疑问再多,也阻止不了黄潜善凭此战一路升迁,如今已是新朝廷的签枢密院事,统领御营军了。
这不是滑天下之大稽么?
李若水虽然忠诚,可是眼睛不瞎。
康王行事与沈放行事,拿在一起对比,自然知晓谁才是在为大宋江山负重前行。
沈放应道:“李公,学生一直在想,如果没有女真人,大宋还能走多远?”
李若水一愣:“你问这个是何意?”
“王朝兴衰总有时,没有哪个王朝能一直延续下去的,这个李公你认同吧?”
李若水没有回答,定定的看着沈放的眼睛,反问道:“你是否想告诉我,大宋就快灭亡了?”
沈放毫不犹豫的应道:“是!不是我托大,只要我想,赵家的江山很快就走到尽头。”
“那前些天,信王暴毙也是你的手段?”
“可以说是,但不尽然,他是猝死的。”
“那二圣呢?老夫一直想不明白,为何金人围困汴京时没见你出兵勤王,金人将汴京搜刮一空时,你却如此积极。”
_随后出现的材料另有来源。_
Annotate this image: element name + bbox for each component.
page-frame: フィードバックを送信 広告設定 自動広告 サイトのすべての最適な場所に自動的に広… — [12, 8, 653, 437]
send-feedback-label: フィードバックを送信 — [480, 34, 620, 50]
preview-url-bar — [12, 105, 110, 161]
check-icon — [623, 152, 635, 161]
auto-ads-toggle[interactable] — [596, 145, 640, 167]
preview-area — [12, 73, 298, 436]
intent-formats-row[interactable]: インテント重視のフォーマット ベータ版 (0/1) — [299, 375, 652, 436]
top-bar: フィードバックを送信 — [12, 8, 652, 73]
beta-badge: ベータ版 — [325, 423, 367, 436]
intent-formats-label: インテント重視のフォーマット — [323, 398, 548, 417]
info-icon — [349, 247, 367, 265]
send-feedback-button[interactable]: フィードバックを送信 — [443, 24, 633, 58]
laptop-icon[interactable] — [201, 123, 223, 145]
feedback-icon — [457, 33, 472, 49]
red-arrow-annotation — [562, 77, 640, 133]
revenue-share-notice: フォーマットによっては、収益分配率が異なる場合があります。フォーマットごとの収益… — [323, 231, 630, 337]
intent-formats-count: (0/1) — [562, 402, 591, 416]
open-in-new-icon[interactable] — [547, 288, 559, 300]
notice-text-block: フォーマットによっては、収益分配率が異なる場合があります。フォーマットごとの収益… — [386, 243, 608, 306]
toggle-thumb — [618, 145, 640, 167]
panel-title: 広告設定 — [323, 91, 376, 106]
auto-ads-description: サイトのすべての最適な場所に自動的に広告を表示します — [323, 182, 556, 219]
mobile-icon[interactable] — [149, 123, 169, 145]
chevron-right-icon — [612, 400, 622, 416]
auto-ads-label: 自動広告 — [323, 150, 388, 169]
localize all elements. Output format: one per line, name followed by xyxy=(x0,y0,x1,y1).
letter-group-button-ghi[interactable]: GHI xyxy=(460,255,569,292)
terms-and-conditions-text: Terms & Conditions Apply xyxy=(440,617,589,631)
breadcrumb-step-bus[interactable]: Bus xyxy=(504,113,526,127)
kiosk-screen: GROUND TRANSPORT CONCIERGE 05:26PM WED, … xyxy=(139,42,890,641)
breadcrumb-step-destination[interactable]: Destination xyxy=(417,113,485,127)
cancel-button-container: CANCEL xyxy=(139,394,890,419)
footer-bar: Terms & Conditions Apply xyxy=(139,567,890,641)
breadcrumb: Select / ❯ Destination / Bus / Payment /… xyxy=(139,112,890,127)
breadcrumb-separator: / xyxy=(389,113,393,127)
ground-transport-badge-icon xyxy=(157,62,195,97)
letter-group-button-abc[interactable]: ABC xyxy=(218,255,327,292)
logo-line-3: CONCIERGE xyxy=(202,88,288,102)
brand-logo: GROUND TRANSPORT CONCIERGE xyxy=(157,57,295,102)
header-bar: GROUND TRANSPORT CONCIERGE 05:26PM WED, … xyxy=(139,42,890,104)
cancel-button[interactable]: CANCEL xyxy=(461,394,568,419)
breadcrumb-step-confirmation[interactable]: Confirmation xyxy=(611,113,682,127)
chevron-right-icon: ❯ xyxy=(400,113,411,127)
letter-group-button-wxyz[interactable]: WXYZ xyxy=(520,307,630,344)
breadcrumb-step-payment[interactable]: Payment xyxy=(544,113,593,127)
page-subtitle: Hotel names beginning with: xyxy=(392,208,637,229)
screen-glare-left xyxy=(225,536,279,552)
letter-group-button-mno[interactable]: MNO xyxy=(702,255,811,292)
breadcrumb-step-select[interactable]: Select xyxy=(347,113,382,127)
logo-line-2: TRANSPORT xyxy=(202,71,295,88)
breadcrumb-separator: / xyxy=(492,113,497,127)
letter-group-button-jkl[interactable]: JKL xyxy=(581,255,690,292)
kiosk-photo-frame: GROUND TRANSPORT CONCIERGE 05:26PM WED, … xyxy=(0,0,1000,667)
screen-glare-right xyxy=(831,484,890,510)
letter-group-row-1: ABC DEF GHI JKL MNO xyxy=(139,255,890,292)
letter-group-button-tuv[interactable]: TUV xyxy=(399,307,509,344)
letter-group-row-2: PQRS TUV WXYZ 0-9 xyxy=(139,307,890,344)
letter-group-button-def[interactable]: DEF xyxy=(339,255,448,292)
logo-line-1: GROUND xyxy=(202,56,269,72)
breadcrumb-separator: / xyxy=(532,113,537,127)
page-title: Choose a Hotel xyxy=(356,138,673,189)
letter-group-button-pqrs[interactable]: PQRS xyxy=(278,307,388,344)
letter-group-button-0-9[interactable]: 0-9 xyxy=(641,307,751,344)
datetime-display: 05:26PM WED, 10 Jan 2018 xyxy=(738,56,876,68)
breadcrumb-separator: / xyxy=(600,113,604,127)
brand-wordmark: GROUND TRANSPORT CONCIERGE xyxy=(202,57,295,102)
“没错,那也是学生的算计,金人太轻敌了,要不然西军也腾不出手两头作战。尤其是斡离不,真是不长记性,自取灭亡。”
“那就是说,你自始至终,完全清楚金人的意图了?”
沈放摇摇头:“不,是学生同时了解朝廷和金军的意图,所以就扎根井陉道,苦心经营,等着金人送上门来。”
沈放望了眼禁闭室唯一的窗口,一束阳光从窗外射入,像一把西方人心中神圣而敬畏的达摩克利斯之剑。
可是赵家人心中对皇权没有敬畏,有的只是苟且。
“学生训练西军,拦截斡离不,突袭太原,吸引河东之敌进攻井陉道,每一步都是险棋,然后每次都化险为夷。”
“由此,我发现一个规律。流寇流动作战,以军就食,那是生存之道。而西军扎根于太行山,依托井陉道两头作战,进退有据,以战养兵,这也是生存之道。”
“学生一直在冒险,同时拦截两路金军元帅时达到了至高点,那真是一着不慎,满盘皆输啊!”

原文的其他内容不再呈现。